The largest source of shared revenue across a county and municipalities within its borders is local sales tax. Revenue collected through occupancy tax at the county level also sometimes shared with municipalities for tourism-related expenditures, such as construction of performing arts centers or to promote tourism. Federal funds are often distributed by the state to county agencies that may use them to deliver services through municipalities.

Services

While the delivery of public services is the designated responsibility of a specific local government entity, there is some overlapping authority. Joint delivery agreements exist to ensure adequate support and efficient delivery of public services. For example, several counties have joined together to form a purchasing cooperative to support child nutrition. In some counties, emergency response management is shared across county and municipalities through shared service agreements.

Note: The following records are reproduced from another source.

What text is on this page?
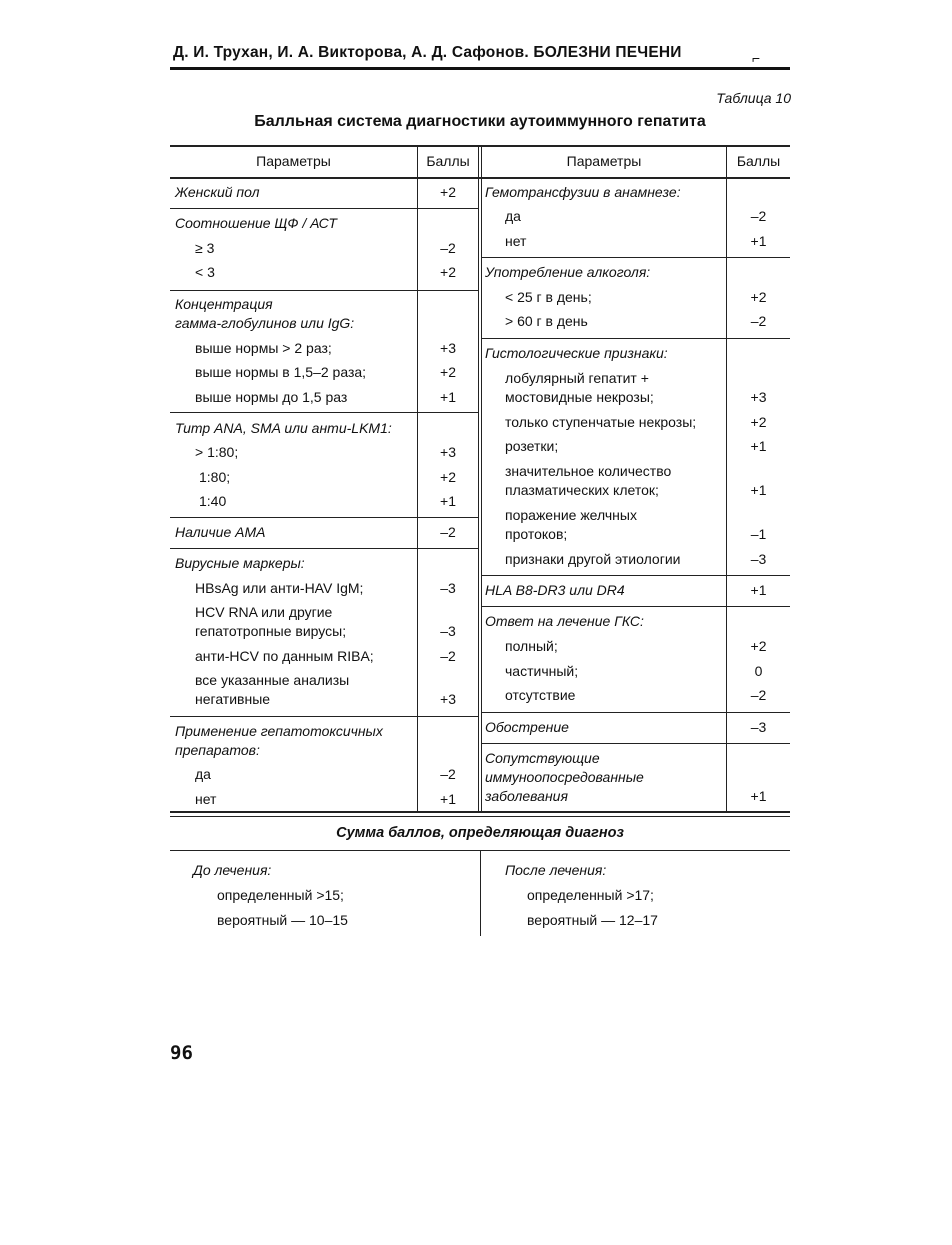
Д. И. Трухан, И. А. Викторова, А. Д. Сафонов. БОЛЕЗНИ ПЕЧЕНИ	⌐
Таблица 10
Балльная система диагностики аутоиммунного гепатита
Параметры	Баллы
Женский пол	+2
Соотношение ЩФ / АСТ
≥ 3	–2
< 3	+2
Концентрация
гамма-глобулинов или IgG:
выше нормы > 2 раз;	+3
выше нормы в 1,5–2 раза;	+2
выше нормы до 1,5 раз	+1
Титр ANA, SMA или анти-LKM1:
> 1:80;	+3
1:80;	+2
1:40	+1
Наличие АМА	–2
Вирусные маркеры:
HBsAg или анти-HAV IgM;	–3
HCV RNA или другие
гепатотропные вирусы;	–3
анти-HCV по данным RIBA;	–2
все указанные анализы
негативные	+3
Применение гепатотоксичных
препаратов:
да	–2
нет	+1
Параметры	Баллы
Гемотрансфузии в анамнезе:
да	–2
нет	+1
Употребление алкоголя:
< 25 г в день;	+2
> 60 г в день	–2
Гистологические признаки:
лобулярный гепатит +
мостовидные некрозы;	+3
только ступенчатые некрозы;	+2
розетки;	+1
значительное количество
плазматических клеток;	+1
поражение желчных
протоков;	–1
признаки другой этиологии	–3
HLA B8-DR3 или DR4	+1
Ответ на лечение ГКС:
полный;	+2
частичный;	0
отсутствие	–2
Обострение	–3
Сопутствующие
иммуноопосредованные
заболевания	+1
Сумма баллов, определяющая диагноз
До лечения:
определенный >15;
вероятный — 10–15
После лечения:
определенный >17;
вероятный — 12–17
96
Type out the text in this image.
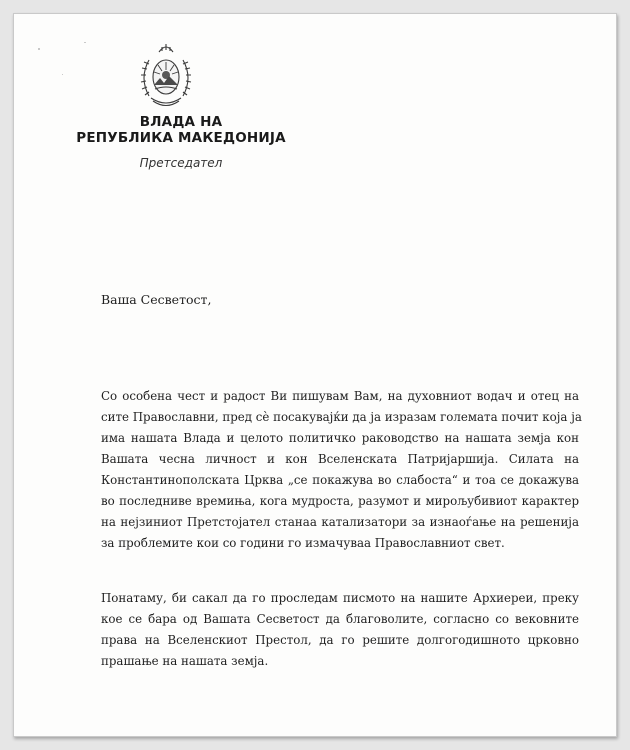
ВЛАДА НА
РЕПУБЛИКА МАКЕДОНИЈА
Претседател
Ваша Сесветост,
Со особена чест и радост Ви пишувам Вам, на духовниот водач и отец на
сите Православни, пред сè посакувајќи да ја изразам големата почит која ја
има нашата Влада и целото политичко раководство на нашата земја кон
Вашата чесна личност и кон Вселенската Патријаршија. Силата на
Константинополската Црква „се покажува во слабоста“ и тоа се докажува
во последниве времиња, кога мудроста, разумот и мирољубивиот карактер
на нејзиниот Претстојател станаа катализатори за изнаоѓање на решенија
за проблемите кои со години го измачуваа Православниот свет.
Понатаму, би сакал да го проследам писмото на нашите Архиереи, преку
кое се бара од Вашата Сесветост да благоволите, согласно со вековните
права на Вселенскиот Престол, да го решите долгогодишното црковно
прашање на нашата земја.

How Do Policies Get Implemented?

The county and municipal budgets are tools to expand early childhood investments in your community. In addition, there are other local policy levers available. Budgets and legislative acts are referred to as ordinances when enacted by local governments.

Budget Ordinance

The Budget Ordinance is prepared by the Budget Officer to establish spending priorities and revenue collection anticipated by a local government entity. The Budget Ordinance is then implemented under the coordination of a Budget Officer and Finance Officer and with the support of local agency leadership.

See the NC Department of Treasury Policy Manual for Local Governments for sample documents and more information.

Local Policy

This is rule of conduct passed by a local governing body to establish local laws. These extend beyond policymaking areas with a fiscal impact and can include regulations seeking to curb or incentivize certain behaviors (such as a noise ordinance).

Resolutions

Resolutions are non-binding statements adopted by local governments that can serve to promote or seek action on an issue by the appropriate decision-makers. For example, resolutions by local government entities have been used to recognize an important person or date in the community’s history or call on state policymakers to enact legislation. Resolutions have been popular in NC to support the Week of the Young Child.

Internal Administration Practice

For administration of programs and services, there is some capacity for developing manuals of practice and procedure within agencies or for specific functions. While most rules are set by federal and state legislation to govern the administration of education and social service programs, there remain areas of rule-making of local government. In the process of designing rules, there are often opportunities for input at public meetings or written comments.

Motions or Orders

These are generally defined as the process by which a local government entity makes their decisions known.